Even so, he decided he would tell Llarimar about them the next morning. Perhaps Llarimar could use the dreams to help push for peace with Idris. Since old Dedelin hadn’t sent his firstborn daughter, it would mean more debates in the court. More talk of war. This princess’s arrival should have settled it, but he knew that the war hawks among the gods would not let the issue die.
“Still,” Llarimar said, as if talking to himself. “They did send someone. That is a good sign, surely. An outright refusal would have meant war for certain.”
“And whoever Certain is, I doubt we should have a war for him,” Lightsong said idly, inspecting a grape. “War is, in my divine opinion, even worse than politics.”
“Some say the two are the same, Your Grace.”
“Nonsense. War is far worse. At least where politics is going on, there are usually nice hors d’oeuvres.”
As usual, Llarimar ignored Lightsong’s witty remarks. Lightsong would have been offended if he hadn’t known there were three separate lesser priests standing at the back of the patio, recording his words, searching for wisdom and meaning within them.
“What will the Idrian rebels do now, do you think?” Llarimar asked.
“Here’s the thing, Scoot,” Lightsong said, leaning back, closing his eyes and feeling the sun on his face. “The Idrians don’t consider themselves to be rebels. They’re not sitting up in their hills, waiting for the day when they can return in triumph to Hallandren. This isn’t their home anymore.”

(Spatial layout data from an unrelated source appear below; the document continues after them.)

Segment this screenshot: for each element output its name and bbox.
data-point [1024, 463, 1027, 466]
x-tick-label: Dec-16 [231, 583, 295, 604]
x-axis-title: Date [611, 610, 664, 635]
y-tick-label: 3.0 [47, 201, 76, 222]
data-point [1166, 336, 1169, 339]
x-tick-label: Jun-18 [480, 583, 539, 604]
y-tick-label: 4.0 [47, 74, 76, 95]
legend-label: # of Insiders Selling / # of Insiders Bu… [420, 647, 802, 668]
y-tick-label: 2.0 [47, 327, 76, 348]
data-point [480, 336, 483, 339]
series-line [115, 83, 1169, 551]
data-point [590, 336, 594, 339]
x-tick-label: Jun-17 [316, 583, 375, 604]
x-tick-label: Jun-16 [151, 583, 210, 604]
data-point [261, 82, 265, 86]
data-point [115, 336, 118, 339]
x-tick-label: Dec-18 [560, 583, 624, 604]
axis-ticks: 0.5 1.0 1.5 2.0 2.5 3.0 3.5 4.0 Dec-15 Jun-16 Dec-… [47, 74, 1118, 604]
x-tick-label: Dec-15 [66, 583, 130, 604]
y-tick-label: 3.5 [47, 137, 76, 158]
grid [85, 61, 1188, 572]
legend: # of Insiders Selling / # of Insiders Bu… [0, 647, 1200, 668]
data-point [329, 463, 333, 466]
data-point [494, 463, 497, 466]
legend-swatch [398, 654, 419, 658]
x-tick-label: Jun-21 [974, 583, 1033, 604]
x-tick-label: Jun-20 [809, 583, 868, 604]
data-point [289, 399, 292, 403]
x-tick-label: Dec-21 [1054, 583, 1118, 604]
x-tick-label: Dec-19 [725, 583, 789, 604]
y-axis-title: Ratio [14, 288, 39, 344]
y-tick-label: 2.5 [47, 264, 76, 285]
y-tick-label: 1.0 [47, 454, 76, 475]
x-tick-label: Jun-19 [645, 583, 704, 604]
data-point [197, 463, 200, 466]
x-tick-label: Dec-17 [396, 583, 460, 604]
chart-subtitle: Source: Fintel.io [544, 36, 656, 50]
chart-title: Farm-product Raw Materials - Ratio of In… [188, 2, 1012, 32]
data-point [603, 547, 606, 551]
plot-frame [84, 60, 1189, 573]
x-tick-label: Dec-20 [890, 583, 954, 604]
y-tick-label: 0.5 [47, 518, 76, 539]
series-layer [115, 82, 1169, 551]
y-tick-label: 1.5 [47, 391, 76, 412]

“Those peaks are hardly a kingdom.”
“They’re enough of a kingdom to control the area’s best mineral deposits, four vital passes to the north, and the original royal line of the original Hallandren dynasty. They don’t need us, my friend.”
“And the talk of Idrian dissidents in the city, ones rousing the people against the Court of Gods?”
“Rumors only,” Lightsong said. “Though, when I’m proven wrong and the underprivileged masses storm my palace and burn me at the stake, I’ll be sure to inform them that you were right all along. You’ll get the last laugh. Or . . . well, the last scream, since you’ll probably be tied up beside me.”
Llarimar sighed, and Lightsong opened his eyes to find the priest regarding him with a contemplative expression. The priest didn’t chastise Lightsong for his levity. Llarimar just reached down, putting his headdress back on. He was the priest; Lightsong was the god. There would be no questioning of motives, no rebukes. If Lightsong gave an order, they would all do exactly as he said.
Sometimes, that terrified him.
But not this day. He was, instead, annoyed. The queen’s arrival had somehow gotten him talking about politics—and the day had been going so well until then.
“More wine,” Lightsong said, raising his cup.
“You can’t get drunk, Your Grace,” Llarimar noted. “Your body is immune to all toxins.”
“I know,” Lightsong said as a lesser servant filled his cup. “But trust me—I’m quite good at pretending.”